In a nutshell, Dugin's philosophy holds that Russia is a "special geopolitical formation" that is fundamentally different from the West and therefore fated to fight for its own separate space. "Russian values hold that justice is more important than freedom, that the collective is more important than the individual," he says. "Russia is not a country, it's a civilization."

The West, particularly the US, believes its system is suitable for everyone, leading to a drive for hegemony, he argues. "If Americans identify their values as universal ones, they become our enemies," he says. "Americans think their victory over us in the early 1990s was irreversible and final. They will not accept that they were wrong without some dramatic events, such as wars."

Russia must build alliances with like-thinking nations, such as China, Iran, Venezuela, Cuba, and others who oppose US hegemony, he says. "Russia badly needs allies. The US won't let the multipolar world be born without struggle; there will be dramatic collisions."

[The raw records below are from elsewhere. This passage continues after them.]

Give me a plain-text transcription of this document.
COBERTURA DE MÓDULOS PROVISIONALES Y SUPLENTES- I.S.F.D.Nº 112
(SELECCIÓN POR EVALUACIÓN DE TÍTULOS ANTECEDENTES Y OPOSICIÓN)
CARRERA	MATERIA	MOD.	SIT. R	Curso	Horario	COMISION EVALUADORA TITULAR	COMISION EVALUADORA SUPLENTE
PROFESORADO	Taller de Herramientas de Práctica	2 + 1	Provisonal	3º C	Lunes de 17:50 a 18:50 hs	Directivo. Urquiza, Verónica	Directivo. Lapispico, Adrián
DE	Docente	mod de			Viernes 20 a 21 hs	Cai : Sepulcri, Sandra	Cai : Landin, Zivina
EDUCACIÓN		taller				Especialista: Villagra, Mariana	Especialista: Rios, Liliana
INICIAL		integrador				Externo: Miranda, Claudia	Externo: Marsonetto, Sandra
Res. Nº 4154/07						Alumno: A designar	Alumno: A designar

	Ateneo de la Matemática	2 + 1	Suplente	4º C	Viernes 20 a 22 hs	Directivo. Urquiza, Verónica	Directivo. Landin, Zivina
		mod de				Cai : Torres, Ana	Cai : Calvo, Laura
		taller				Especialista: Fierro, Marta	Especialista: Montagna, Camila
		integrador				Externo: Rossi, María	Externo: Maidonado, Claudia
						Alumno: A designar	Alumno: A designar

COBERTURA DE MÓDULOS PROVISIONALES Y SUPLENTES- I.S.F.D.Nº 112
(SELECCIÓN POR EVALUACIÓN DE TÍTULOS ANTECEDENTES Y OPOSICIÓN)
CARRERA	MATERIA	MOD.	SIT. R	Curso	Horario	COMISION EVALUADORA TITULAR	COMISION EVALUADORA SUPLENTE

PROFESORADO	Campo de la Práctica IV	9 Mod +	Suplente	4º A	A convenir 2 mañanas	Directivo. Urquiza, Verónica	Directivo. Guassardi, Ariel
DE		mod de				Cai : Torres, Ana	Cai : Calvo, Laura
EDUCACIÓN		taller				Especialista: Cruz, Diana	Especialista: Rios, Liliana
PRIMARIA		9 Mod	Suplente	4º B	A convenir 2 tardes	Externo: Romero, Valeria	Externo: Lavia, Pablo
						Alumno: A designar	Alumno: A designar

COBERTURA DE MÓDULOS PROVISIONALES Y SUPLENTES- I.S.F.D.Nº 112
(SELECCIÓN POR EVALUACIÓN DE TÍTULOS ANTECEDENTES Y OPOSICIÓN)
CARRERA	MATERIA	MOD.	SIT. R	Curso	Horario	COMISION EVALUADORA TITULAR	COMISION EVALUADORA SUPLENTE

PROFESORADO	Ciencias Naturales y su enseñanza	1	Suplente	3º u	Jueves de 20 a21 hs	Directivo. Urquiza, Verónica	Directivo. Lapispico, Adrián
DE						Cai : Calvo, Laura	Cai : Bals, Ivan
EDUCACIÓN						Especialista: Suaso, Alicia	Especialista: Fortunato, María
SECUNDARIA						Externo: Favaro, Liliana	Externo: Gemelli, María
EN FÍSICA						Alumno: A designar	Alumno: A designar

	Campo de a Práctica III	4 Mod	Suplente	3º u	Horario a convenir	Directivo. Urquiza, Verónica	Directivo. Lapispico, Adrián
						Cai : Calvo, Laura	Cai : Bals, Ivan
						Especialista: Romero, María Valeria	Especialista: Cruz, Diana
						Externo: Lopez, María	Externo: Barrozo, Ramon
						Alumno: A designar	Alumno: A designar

He says the Russian military's longer reach these days, including the November Caribbean war games between a Russian naval task force and Venezuelan warships, is something he has long advocated.

"If the US insists on encircling Russia, why shouldn't we put our bases in Latin America?" he says. "What we want is a Monroe Doctrine for Eurasia. If the US recognizes our sphere of influence, then we could recognize theirs."

The coming battle will be in Ukraine, he says, where pro-Western President Viktor Yushchenko looks increasingly beleaguered in his efforts to lead his country into NATO. Dugin says that if Ukraine pledges neutrality and normalizes its relations with Moscow, the issue can be settled peacefully. Otherwise, "there could be civil war, mass disturbances, and Ukraine could break up," he says. In time, "Russia will create a supernational state" to absorb pro-Moscow territories such as Belarus, South Ossetia, Abkhazia, eastern Ukraine and possibly large tracts of ex-Soviet Central Asia, Dugin says.

This goes beyond anything Russia's pragmatic leaders, Putin and Medvedev, are contemplating, insist the critics. "People in the Kremlin are scared of Dugin; they think he's dangerous," says Boris Kagarlitsky, director of the Institute for Globalization and Social Movements in Moscow. "The strategy offered by Dugin is a formula for disaster. Russia needs to do everything it can to avoid isolation, and that means not behaving like a great power.... The Eurasianist way is to promote confrontation, ratchet up the jingoist propaganda, and take over power in the country. If that happens, Russia is finished."